I've had a wake-up call today, a serious one at that, that perhaps places me within the same realm of worries as the rest of the world right now. I thought about keeping the incident off the blog because I don't think anyone wants to hear about my worries, especially when right now everyone else has their own. Maybe my "problem" is only a little-itty-bitty-Sophia problem, even though to me it seems like an end-of-the-world problem. But I have to moan and groan about it because it makes me feel better, instead of holding it inside feeling like a balloon about to pop under pressure.
Basically, the good credit that I've worked hard to build over the 12 years since my 18th birthday has just gone to pot, all because of a mistake made by the Experian credit reporting agency. They merged someone else's report in with mine because of a typing error. The other person's Social Security number was one digit different than mine. This person has horrible credit, with over $10,000 in write-offs or collection agency accounts. It all ended on my credit report, and I didn't know it until I received three letters in the mail from various credit card companies informing me that they closed my accounts due to "delinquent credit accounts" found on the Experian report. Naturally, I called Experian and they removed the other person's information off my account, but the credit card companies that took their credit lines away from me will not replace the credit because they said I wasn't making use of all the limit. I had a very good balance to limit ratio which made my score look good, and now my balance and limit are almost the same. I was just getting ready to refinance my house so I could have more affordable monthly payments. Also, it was nice to have a little bit of credit in case of emergency.
I'm trying to remind myself that other people have bigger problems - well, the whole world has problems, actually. I'm trying to keep my problems in perspective, it just seems like the nice little world I was living in - Sophia's World - has just crumbled.
I don't like that something as materialistic as a credit score can affect me so much as to take my focus away from spirituality.
I'm trying to accept this lesson. It's a hard one. I know I should thank the Universe for showing me what other people are going through right now.

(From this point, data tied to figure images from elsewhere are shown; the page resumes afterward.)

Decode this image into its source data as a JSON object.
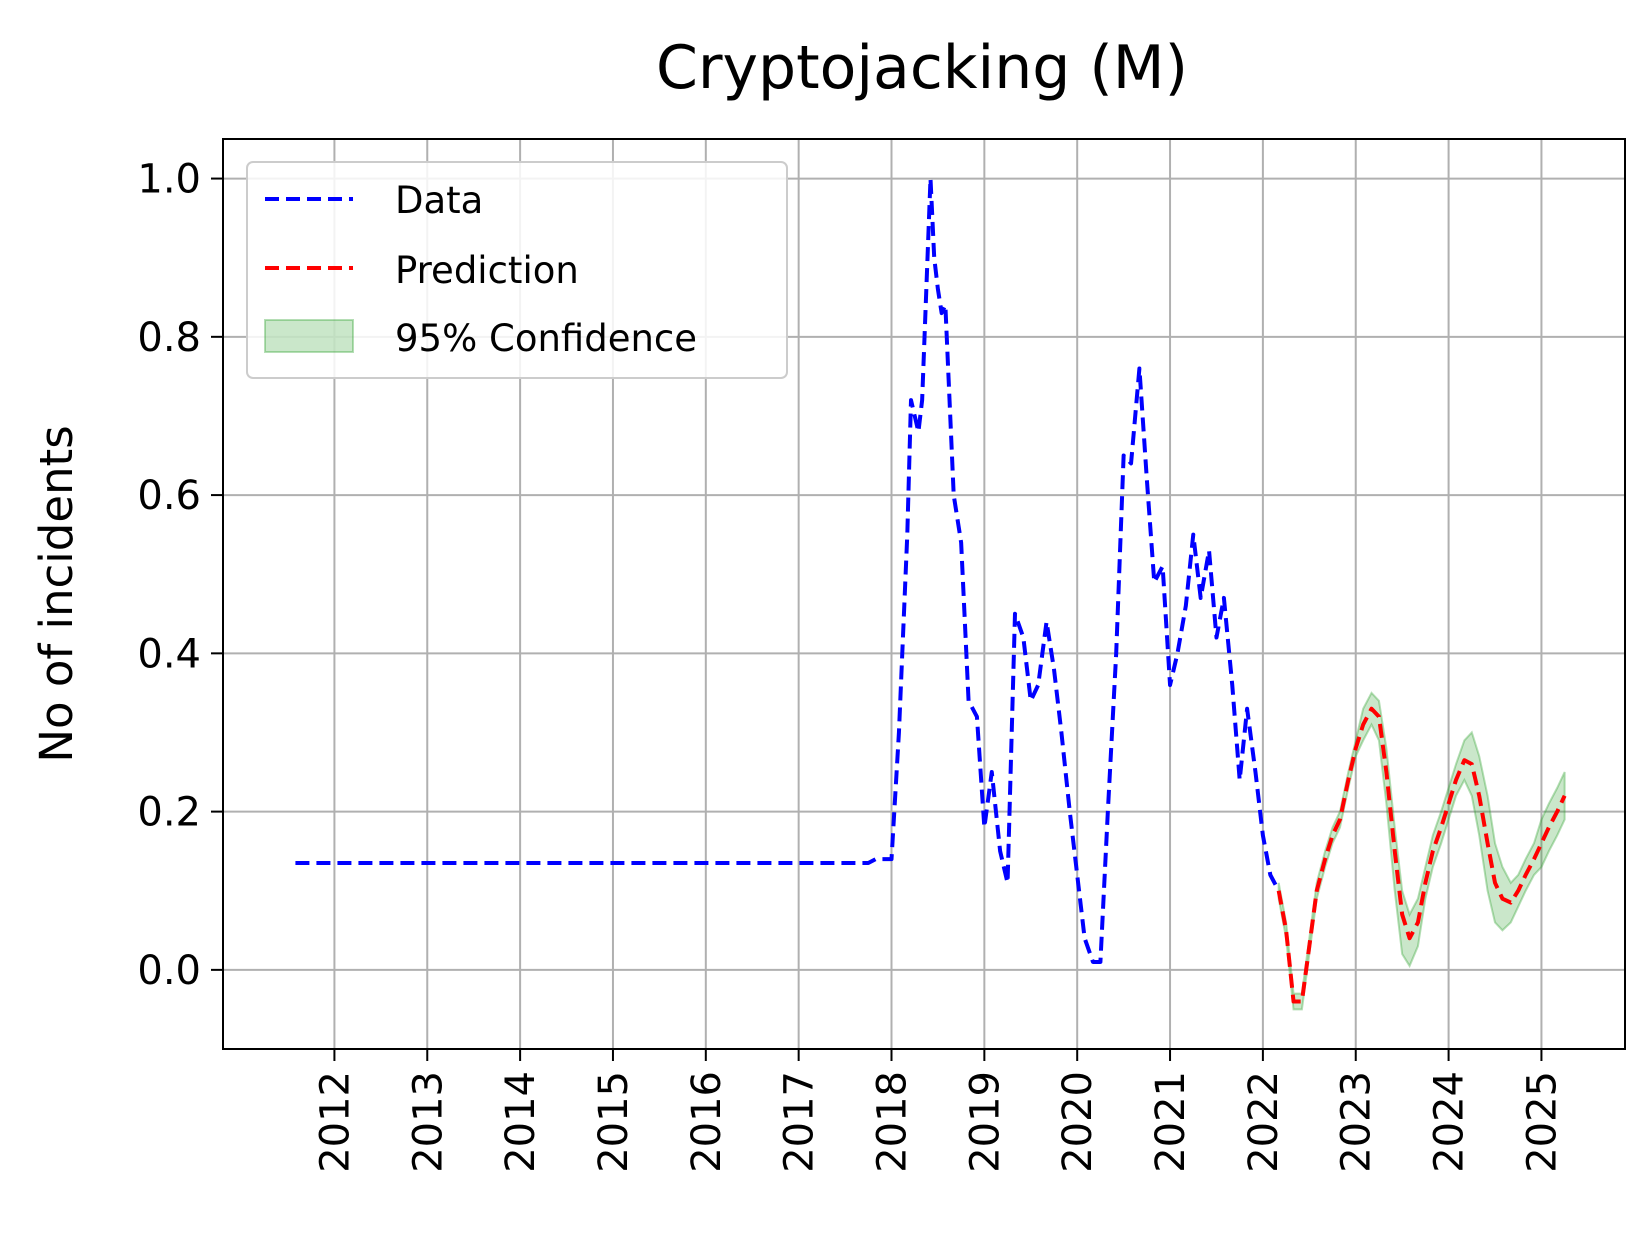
{
  "chart_data": {
    "type": "line",
    "title": "Cryptojacking (M)",
    "xlabel": "",
    "ylabel": "No of incidents",
    "xlim": [
      2010.8,
      2025.9
    ],
    "ylim": [
      -0.1,
      1.05
    ],
    "x_ticks": [
      "2012",
      "2013",
      "2014",
      "2015",
      "2016",
      "2017",
      "2018",
      "2019",
      "2020",
      "2021",
      "2022",
      "2023",
      "2024",
      "2025"
    ],
    "y_ticks": [
      "0.0",
      "0.2",
      "0.4",
      "0.6",
      "0.8",
      "1.0"
    ],
    "grid": true,
    "legend_position": "top-left",
    "legend": {
      "data": "Data",
      "prediction": "Prediction",
      "confidence": "95% Confidence"
    },
    "colors": {
      "data": "#0000ff",
      "prediction": "#ff0000",
      "confidence_fill": "#2ca02c",
      "grid": "#b0b0b0"
    },
    "series": [
      {
        "name": "Data",
        "x": [
          2011.58,
          2017.75,
          2017.83,
          2017.92,
          2018.0,
          2018.08,
          2018.17,
          2018.21,
          2018.25,
          2018.29,
          2018.33,
          2018.42,
          2018.46,
          2018.5,
          2018.54,
          2018.58,
          2018.67,
          2018.75,
          2018.83,
          2018.92,
          2019.0,
          2019.08,
          2019.17,
          2019.25,
          2019.33,
          2019.42,
          2019.5,
          2019.58,
          2019.67,
          2019.75,
          2019.83,
          2019.92,
          2020.0,
          2020.08,
          2020.17,
          2020.25,
          2020.33,
          2020.42,
          2020.5,
          2020.58,
          2020.67,
          2020.75,
          2020.83,
          2020.92,
          2021.0,
          2021.08,
          2021.17,
          2021.25,
          2021.33,
          2021.42,
          2021.5,
          2021.58,
          2021.67,
          2021.75,
          2021.83,
          2021.92,
          2022.0,
          2022.08,
          2022.17
        ],
        "y": [
          0.135,
          0.135,
          0.14,
          0.14,
          0.14,
          0.3,
          0.55,
          0.72,
          0.7,
          0.68,
          0.72,
          1.0,
          0.9,
          0.86,
          0.83,
          0.84,
          0.6,
          0.54,
          0.34,
          0.32,
          0.18,
          0.25,
          0.15,
          0.11,
          0.45,
          0.42,
          0.34,
          0.36,
          0.44,
          0.38,
          0.3,
          0.2,
          0.12,
          0.04,
          0.01,
          0.01,
          0.2,
          0.4,
          0.65,
          0.64,
          0.76,
          0.62,
          0.49,
          0.51,
          0.36,
          0.4,
          0.46,
          0.55,
          0.47,
          0.53,
          0.42,
          0.47,
          0.36,
          0.24,
          0.33,
          0.25,
          0.17,
          0.12,
          0.1
        ]
      },
      {
        "name": "Prediction",
        "x": [
          2022.17,
          2022.25,
          2022.33,
          2022.42,
          2022.5,
          2022.58,
          2022.67,
          2022.75,
          2022.83,
          2022.92,
          2023.0,
          2023.08,
          2023.17,
          2023.25,
          2023.33,
          2023.42,
          2023.5,
          2023.58,
          2023.67,
          2023.75,
          2023.83,
          2023.92,
          2024.0,
          2024.08,
          2024.17,
          2024.25,
          2024.33,
          2024.42,
          2024.5,
          2024.58,
          2024.67,
          2024.75,
          2024.83,
          2024.92,
          2025.0,
          2025.08,
          2025.17,
          2025.25
        ],
        "y": [
          0.1,
          0.05,
          -0.04,
          -0.04,
          0.03,
          0.1,
          0.14,
          0.17,
          0.19,
          0.24,
          0.28,
          0.31,
          0.33,
          0.32,
          0.25,
          0.15,
          0.07,
          0.04,
          0.06,
          0.11,
          0.15,
          0.18,
          0.21,
          0.24,
          0.265,
          0.26,
          0.22,
          0.16,
          0.11,
          0.09,
          0.085,
          0.1,
          0.12,
          0.14,
          0.16,
          0.18,
          0.2,
          0.22
        ],
        "lower": [
          0.09,
          0.04,
          -0.05,
          -0.05,
          0.02,
          0.09,
          0.13,
          0.16,
          0.18,
          0.23,
          0.27,
          0.29,
          0.31,
          0.29,
          0.21,
          0.1,
          0.02,
          0.005,
          0.03,
          0.09,
          0.13,
          0.16,
          0.19,
          0.22,
          0.24,
          0.22,
          0.17,
          0.1,
          0.06,
          0.05,
          0.06,
          0.08,
          0.1,
          0.12,
          0.13,
          0.15,
          0.17,
          0.19
        ],
        "upper": [
          0.11,
          0.06,
          -0.03,
          -0.03,
          0.04,
          0.11,
          0.15,
          0.18,
          0.2,
          0.25,
          0.29,
          0.33,
          0.35,
          0.34,
          0.28,
          0.18,
          0.1,
          0.07,
          0.09,
          0.13,
          0.17,
          0.2,
          0.23,
          0.26,
          0.29,
          0.3,
          0.27,
          0.22,
          0.16,
          0.13,
          0.11,
          0.12,
          0.14,
          0.16,
          0.19,
          0.21,
          0.23,
          0.25
        ]
      }
    ]
  }
}
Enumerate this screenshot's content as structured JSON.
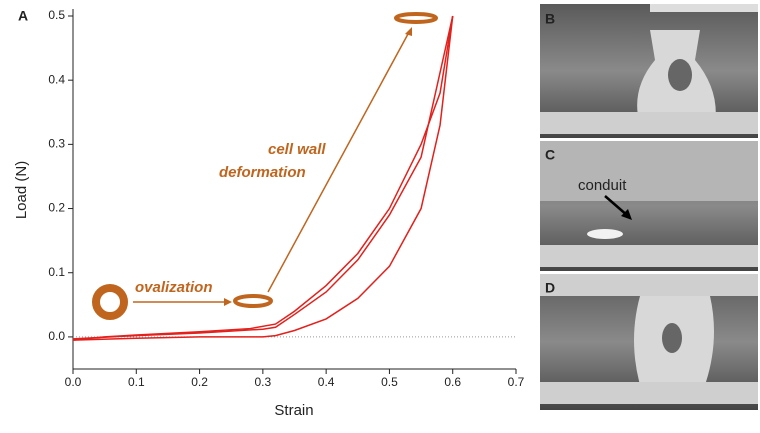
{
  "chart_data": {
    "type": "line",
    "xlabel": "Strain",
    "ylabel": "Load (N)",
    "xlim": [
      0,
      0.7
    ],
    "ylim": [
      -0.05,
      0.5
    ],
    "xticks": [
      {
        "value": 0,
        "label": "0.0"
      },
      0.1,
      0.2,
      0.3,
      0.4,
      0.5,
      0.6,
      0.7
    ],
    "yticks": [
      {
        "value": 0,
        "label": "0.0"
      },
      0.1,
      0.2,
      0.3,
      0.4,
      0.5
    ],
    "series": [
      {
        "color": "#e3201b",
        "x": [
          0,
          0.05,
          0.1,
          0.2,
          0.28,
          0.32,
          0.35,
          0.4,
          0.45,
          0.5,
          0.55,
          0.58,
          0.6
        ],
        "values": [
          -0.005,
          0,
          0.003,
          0.008,
          0.013,
          0.02,
          0.04,
          0.08,
          0.13,
          0.2,
          0.3,
          0.38,
          0.5
        ]
      },
      {
        "color": "#e3201b",
        "x": [
          0,
          0.1,
          0.2,
          0.3,
          0.32,
          0.35,
          0.4,
          0.45,
          0.5,
          0.55,
          0.6
        ],
        "values": [
          -0.003,
          0.002,
          0.006,
          0.012,
          0.015,
          0.035,
          0.07,
          0.12,
          0.19,
          0.28,
          0.5
        ]
      },
      {
        "color": "#e3201b",
        "x": [
          0.6,
          0.58,
          0.55,
          0.5,
          0.45,
          0.4,
          0.35,
          0.32,
          0.3,
          0.2,
          0.1,
          0
        ],
        "values": [
          0.5,
          0.33,
          0.2,
          0.11,
          0.06,
          0.028,
          0.01,
          0.002,
          0,
          0,
          -0.002,
          -0.005
        ]
      }
    ],
    "annotations": [
      "ovalization",
      "cell wall",
      "deformation"
    ],
    "panel_labels": [
      "A",
      "B",
      "C",
      "D"
    ],
    "photo_label": "conduit"
  }
}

Throughout the latter part of today I've been hearing in the back of my mind, a famous phrase by Meher Baba, "Don't worry; be happy."
6 comments:
The Word of God:"Don't worry; be happy."
Live it.
That's all God requires of You.
Time seems to be a good doctor.
Sophia, I believe that image is by cherie plumlee. she has many more lovely images of Baba here http://www.belovedmeherbabaartcards.com/
i enjoy reading your thoughtful and heartful posts. Jai Meher Baba!
Hi Anonymous,
Thank you for telling me who the artist is. I removed the image because her webpage says that images can't be used without permission, but it's nice to know who made it so that I can see more like it. It brought me great comfort to see that image. It's very peaceful.
Thanks also for your kind comment. :)
"Praise Allah, but tie up the camels anyway" - Al Radhi ibn Said ibn Dun
They did it to me and it was a week of serious anxiety. Friends help.
Hi Infinite Perfect Love,
You mean the agencies did this to you, too?
Something like this can make me feel like people are out to get me. But then I'm reminded of what someone recently told me... "Why do you think you're so important that people would be out to get you?"
Thank God for the friends that keep my thinking in perspective.